Quando ci sono delle emozioni forti e destabilizzanti, la mia proposta è:

  • Dare un nome all’emozione che stiamo vivendo;
  • Vedere l’emozione come un’onda, accoglierla e lasciarsi attraversare.
  • Parlare con amici o famigliari, piuttosto che con un terapeuta.

Se dovesse sembrare impossibile condividere con una persona il proprio mondo interiore, l’alternativa è scrivere a mano. L’obiettivo è tirare fuori tutto senza cercare di minimizzare, ordinare o rendere sensato quello che la mano, prolungamento della nostra pancia emotiva, sta scrivendo. Non serve sapere in anticipo quello che vogliamo esprimere. Scrivere liberamente, in “modalità sfogo”, permette spesso alla persona di scoprire ciò che ha dentro.
Per completare la liberazione ti consiglio di bruciare i fogli scritti per trasformare simbolicamente le tensioni pesanti e autodistruttive in ceneri leggere e fertili. Le ceneri poi possono essere messe ai piedi di una pianta e rimesse nel ciclo della vita.

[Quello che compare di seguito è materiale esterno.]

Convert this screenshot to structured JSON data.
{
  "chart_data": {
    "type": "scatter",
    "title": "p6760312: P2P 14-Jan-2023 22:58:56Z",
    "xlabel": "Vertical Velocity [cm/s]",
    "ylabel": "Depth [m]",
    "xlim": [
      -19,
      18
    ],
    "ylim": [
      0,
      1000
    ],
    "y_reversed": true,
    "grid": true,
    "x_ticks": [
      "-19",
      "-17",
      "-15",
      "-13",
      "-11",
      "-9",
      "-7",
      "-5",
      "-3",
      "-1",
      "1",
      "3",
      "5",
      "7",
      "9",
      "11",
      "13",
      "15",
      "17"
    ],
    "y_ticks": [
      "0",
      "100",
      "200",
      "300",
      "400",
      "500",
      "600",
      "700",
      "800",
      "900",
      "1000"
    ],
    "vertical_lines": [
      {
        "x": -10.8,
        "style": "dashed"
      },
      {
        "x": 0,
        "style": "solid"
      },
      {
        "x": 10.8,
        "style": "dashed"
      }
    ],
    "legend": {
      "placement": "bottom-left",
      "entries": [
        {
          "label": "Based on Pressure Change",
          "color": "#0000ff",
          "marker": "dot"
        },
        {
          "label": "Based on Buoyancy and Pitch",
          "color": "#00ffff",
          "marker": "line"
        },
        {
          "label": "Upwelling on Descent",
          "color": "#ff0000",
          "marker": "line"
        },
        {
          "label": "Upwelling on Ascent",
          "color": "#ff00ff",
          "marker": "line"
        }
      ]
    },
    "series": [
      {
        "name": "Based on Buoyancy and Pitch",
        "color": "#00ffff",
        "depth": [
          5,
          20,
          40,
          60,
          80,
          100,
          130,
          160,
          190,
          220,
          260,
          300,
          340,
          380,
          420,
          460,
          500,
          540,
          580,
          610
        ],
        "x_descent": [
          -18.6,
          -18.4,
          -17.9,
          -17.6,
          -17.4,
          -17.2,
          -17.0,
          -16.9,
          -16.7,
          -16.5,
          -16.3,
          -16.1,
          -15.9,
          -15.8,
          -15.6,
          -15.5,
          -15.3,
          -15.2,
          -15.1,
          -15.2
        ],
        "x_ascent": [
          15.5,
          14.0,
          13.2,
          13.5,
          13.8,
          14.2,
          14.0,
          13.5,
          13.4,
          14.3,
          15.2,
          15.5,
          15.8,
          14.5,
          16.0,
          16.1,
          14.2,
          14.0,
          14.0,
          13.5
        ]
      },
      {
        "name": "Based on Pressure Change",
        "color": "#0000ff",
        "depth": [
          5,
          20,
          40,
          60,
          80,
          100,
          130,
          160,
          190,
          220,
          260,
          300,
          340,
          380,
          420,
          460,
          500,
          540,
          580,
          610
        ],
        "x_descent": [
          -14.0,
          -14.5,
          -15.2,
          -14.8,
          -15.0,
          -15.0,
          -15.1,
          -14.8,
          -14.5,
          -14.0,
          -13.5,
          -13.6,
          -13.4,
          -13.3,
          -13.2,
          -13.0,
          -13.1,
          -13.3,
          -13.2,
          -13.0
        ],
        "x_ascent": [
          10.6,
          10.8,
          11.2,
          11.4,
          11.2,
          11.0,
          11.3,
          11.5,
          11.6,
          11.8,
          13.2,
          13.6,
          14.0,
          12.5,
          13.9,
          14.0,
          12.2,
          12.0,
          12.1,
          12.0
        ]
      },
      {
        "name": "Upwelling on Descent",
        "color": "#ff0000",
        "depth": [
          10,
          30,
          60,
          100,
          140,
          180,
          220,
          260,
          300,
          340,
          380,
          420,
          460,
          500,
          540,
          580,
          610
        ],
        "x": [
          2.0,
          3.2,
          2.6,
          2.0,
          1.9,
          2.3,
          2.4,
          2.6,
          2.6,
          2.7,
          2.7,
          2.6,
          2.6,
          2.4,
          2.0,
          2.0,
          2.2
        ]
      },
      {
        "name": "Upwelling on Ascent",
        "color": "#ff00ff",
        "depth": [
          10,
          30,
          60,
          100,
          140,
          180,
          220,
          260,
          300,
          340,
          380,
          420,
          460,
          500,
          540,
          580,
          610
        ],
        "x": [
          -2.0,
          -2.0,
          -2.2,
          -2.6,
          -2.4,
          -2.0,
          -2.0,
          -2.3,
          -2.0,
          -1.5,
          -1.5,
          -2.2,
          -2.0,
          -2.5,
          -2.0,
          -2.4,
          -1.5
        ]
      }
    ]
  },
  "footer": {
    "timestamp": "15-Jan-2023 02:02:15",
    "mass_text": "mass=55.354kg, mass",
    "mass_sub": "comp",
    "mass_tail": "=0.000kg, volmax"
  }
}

Come sostenere le persone a mantenere un buono stato di salute?
Un modo di aiutare le persone intorno a noi, anche se non siamo né professionisti sanitari, o terapeuti, è sviluppare la capacità di ascoltare una persona senza giudicarla. Quindi accogliere qualunque confidenza senza dover esprimere un’opinione propria o trovare una soluzione.
Per fare bene ciò occorre dimenticare quello che ci è stato inculcato riguardo al concetto di “Bene” e “Male”.
L’importante è semplicemente esserci per permettere a questa persona di esprimere quello che, a volte, lei stessa fatica ad accettare del suo mondo interiore.
Quando siamo consapevoli che l’aiuto viene proprio da questo spazio ampio, privo di giudizio o aspettative, possiamo esserci senza dover far nulla, senza dover salvare la persona. E questo è il più bel regalo che le possiamo fare.